Il prezioso contributo di Grimaldi sul Il ‘ricercare musicale, fantasia,’ mi sembra si possa prestare ad alcuni collegamenti con l’esperienza del gioco, emblema della creatività e della ricerca del sé di Winnicott. “Mentre gioca, e forse soltanto mentre gioca, il bambino o l’adulto è libero di essere creativo” e ancora “il giocare e l’esperienza culturale possono essere localizzati se si usa il concetto dello spazio potenziale tra la madre e il bambino” (Winnicott, D.W. 1974, pag. 101).
Il ricercare artistico e ludico risulta in quest’ottica essere una questione fondamentale per i processi evolutivi. Un passaggio essenziale è come l’individuo passi dall’esperienza sensoriale alla percezione, al riconoscimento delle emozioni o al dare significato ad esse, fino ad arrivare all’esperienza culturale.
Un esempio di tale processo è la voce della madre che, sentita dal feto nel grembo, può poi essere riconosciuta dal piccolo alla nascita. Il suono assume così un significato interno, profondo e personale. Sul piano dell’esperienza la prima forma sensoria è proprio quella dell’udito, che orienta dall’inizio ciascun individuo, come una sorta di bussola sonora. E. Gaddini a tal proposito, nei suoi ultimi lavori, sottolinea come il bambino agli inizi della vita sia centrato su tutti i propri canali sensoriali, sia focalizzato su Sé, e solo successivamente diventi in grado di distinguere Sé dal mondo esterno.
Seguendo questi pensieri arriviamo al punto cruciale del passaggio winnicottiano dalla soggettività all’oggettività. Winnicott asserisce: “…noi facciamo esperienza della vita nell’area dei fenomeni transizionali, nell’eccitante sconfinamento della soggettività e della osservazione oggettiva, in un territorio che è intermedio tra la realtà interiore dell’individuo e la realtà condivisa del mondo” (Winnicott, D.W.1974 pag. 117). Si potrebbe dire che solo il processo evolutivo “sano” del bambino, consentirebbe successivamente l’accesso alla cultura, passando attraverso l’esperienza del gioco. Area in cui il bambino deposita e ritrova nel mondo esterno qualcosa di sé e allo stesso tempo sperimenta l’ascolto o la visione di qualcosa che appartiene all’esperienza dell’altro.

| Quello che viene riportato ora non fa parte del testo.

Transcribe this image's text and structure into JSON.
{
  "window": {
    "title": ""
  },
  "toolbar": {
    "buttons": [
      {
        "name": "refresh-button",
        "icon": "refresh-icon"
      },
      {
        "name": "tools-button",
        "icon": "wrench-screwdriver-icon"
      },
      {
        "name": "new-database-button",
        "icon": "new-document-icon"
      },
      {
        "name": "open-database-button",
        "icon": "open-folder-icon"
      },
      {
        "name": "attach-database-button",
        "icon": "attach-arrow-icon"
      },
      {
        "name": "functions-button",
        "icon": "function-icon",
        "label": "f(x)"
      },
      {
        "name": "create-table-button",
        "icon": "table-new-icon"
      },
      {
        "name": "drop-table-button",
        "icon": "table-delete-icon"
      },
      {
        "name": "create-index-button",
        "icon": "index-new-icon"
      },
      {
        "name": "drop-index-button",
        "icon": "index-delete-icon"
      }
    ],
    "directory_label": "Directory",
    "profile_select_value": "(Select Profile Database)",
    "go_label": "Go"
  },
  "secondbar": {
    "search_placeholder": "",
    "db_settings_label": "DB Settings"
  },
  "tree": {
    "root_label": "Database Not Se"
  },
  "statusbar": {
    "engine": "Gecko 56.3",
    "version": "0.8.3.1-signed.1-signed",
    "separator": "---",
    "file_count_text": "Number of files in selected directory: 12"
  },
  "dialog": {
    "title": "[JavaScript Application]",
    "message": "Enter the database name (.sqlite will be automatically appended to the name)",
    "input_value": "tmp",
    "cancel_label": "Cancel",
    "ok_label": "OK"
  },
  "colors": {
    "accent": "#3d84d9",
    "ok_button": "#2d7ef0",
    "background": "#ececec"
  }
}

L’arte, ed in particolare quella dei suoni, ha molto aiutato a non avere la pretesa di dare soluzioni, ponendo al contrario l’attenzione sul concetto del seguitare, senza timore, a porsi delle domande. Winnicott scrive: “Che cosa facciamo, per esempio, quando ascoltiamo una sinfonia di Beethoven o quando andiamo in pellegrinaggio ad una galleria d’arte, o quando leggiamo a letto Troilo e Cressida o quando giochiamo a tennis? Che cosa fa un bambino quando si siede sul pavimento giocando sotto l’egida della madre? Che cosa fa un gruppo di adolescenti che partecipa ad una riunione pop”? (Winnicott, D.W. 1974 pag.181). Con tutti questi interrogativi l’autore sembra ci inviti, appunto, a continuare a porci degli interrogativi: è necessario imparare a revisionare continuamente il nostro spartito personale e, anche quando le risposte non arrivano o sono spiacevoli, continuare a lavorare su di sé, per giungere pian piano a trasformare il suono delle parole in intimi significati, ancora sconosciuti.